Ela se tornou uma estrangeira na cidade, ou essa que ficou estranha pra ela. Experiências dentro e fora de onde crescemos mudam a nossa percepção, e foi assim com a autora – como é com todos nós. Mas não era só perceber um canto pelo qual passava batido anos atrás, nem se aborrecer com a falta de um lugar onde cultivou boas memórias. No caso da Carol Bensimon, autora da seleta de crônicas Uma estranha na Cidade publicada pela Dublinense em 2016, a gente não sabe mais quem ficou irreconhecível para quem.

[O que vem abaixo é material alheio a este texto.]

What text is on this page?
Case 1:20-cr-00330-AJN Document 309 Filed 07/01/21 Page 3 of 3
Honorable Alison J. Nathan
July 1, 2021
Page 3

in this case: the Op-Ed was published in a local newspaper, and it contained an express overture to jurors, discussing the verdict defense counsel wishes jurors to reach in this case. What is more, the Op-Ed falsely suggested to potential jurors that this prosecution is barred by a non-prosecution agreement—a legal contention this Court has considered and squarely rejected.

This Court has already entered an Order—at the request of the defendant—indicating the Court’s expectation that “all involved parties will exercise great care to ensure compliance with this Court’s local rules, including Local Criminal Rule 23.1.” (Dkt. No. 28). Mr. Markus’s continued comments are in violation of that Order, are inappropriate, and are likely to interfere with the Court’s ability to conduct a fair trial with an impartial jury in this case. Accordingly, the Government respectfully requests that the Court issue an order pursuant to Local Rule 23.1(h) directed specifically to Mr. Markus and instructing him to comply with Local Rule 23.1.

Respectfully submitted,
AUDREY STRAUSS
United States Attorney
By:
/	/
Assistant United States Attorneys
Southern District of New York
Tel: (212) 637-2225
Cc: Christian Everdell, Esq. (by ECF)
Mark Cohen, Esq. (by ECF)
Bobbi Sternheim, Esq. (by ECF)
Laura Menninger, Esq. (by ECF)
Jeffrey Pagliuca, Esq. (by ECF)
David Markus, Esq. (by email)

Anos e prioridades vão e vêm, a necessidade de caminhar fica. Pode ser por aquelas calçadas de sempre (mas o que esse prédio está fazendo aqui? Só tinha uma casa mais velha do que a gente nessa quadra, ergueram condomínios da noite para o dia), até podemos parar na lanchonete da esquina, do jeito que ela vive cheia deve ser boa. É verdade que não tem tanta gente andando nesse espaço e em quase lugar nenhum, até porque nasce mais carro do que calçada para pedestres, mas ainda tem como andar por aí, tentemos. Tem comida à venda, estamos salvos. Quer dizer, quase… Houve um tempo em que comer era mais fácil, até pastel de rodoviária era consumível, mas hoje a gente recebe tanta informação que fica em dúvida com a marca da água, e nem sabe qual produto light vai salvar o nosso precioso corpo da gordura e da culpa em não se alimentar corretamente.

Como nem sempre nos achamos nessa cidade “nova”, que de tão correta não tem mais pegadas, onde antes eram justo elas que marcavam território. E as caminhadas da Bensimon não vão apenas pelo espaço físico, mas também pelo terreno dos costumes. No mercado há dúzias de shampoos e cremes dentais à venda com discurso científico embelezando a publicidade, fazendo companhia a outros produtos tão saudáveis quanto, mesmo que a gente nem sempre saiba o que comprar nesse mundaréu de informações embaladas.

Na crônica Os descuidados 90, temos a visão dessa década em que desvios realmente podiam ser chamados assim, pois “dos rebeldes foram tirados as causas e os ícones; não há contracultura possível quando algo que nasce espontâneo vai parar em uma vitrine de shopping em um tempo ínfimo” (p.27). Além disso, naqueles anos o visual e o som eram menos limpos, e ir a um bar nem sempre significava a retomada do espaço público, nos quais o cardápio sonoro é tão grande que as produções locais, cada vez mais abundantes, ficam tão estereotipadas a ponto de dar a impressão de que qualquer um monta uma banda e a divulga, ao contrário de um tempo em que o consumo exigia mais de quem o buscasse.

Essa é um dos muitos textos onde transparecem as marcas autorais de Carol Bensimon enquanto cronista, após incursões na ficção com Todos nós adorávamos caubóis(2009) e Sinuca embaixo d’água (2013). O tempo atual como é, desde a cidade onde quem envelheceu nela se sente perdido até a cultura mestiça e pré-fabricada à exaustão, não é ruim, pior, nada de sentimentalismo tacanho na onda “no meu tempo que era bom”. Uma das amostras disso é que, em mais de uma crônica, Bensimon cita livros e artigos escritos em inglês, os quais contextualiza de acordo com o tema, do urbanismo à sexualidade. Além de reconhecer o local onde vive após ter absorvido o conhecimento do mundo “lá fora”, se questionando quais os destinos do que tivemos e temos, a preocupação dela é o que fazemos nesse mundo remodelado com infinitos balcões de venda e costumes às vezes descartáveis, à maneira das embalagens dos produtos que consumimos – mas essas têm destino certo na imponente metrópole, enquanto seus habitantes vão ter que se reinventar pra não serem estranhos por aqui.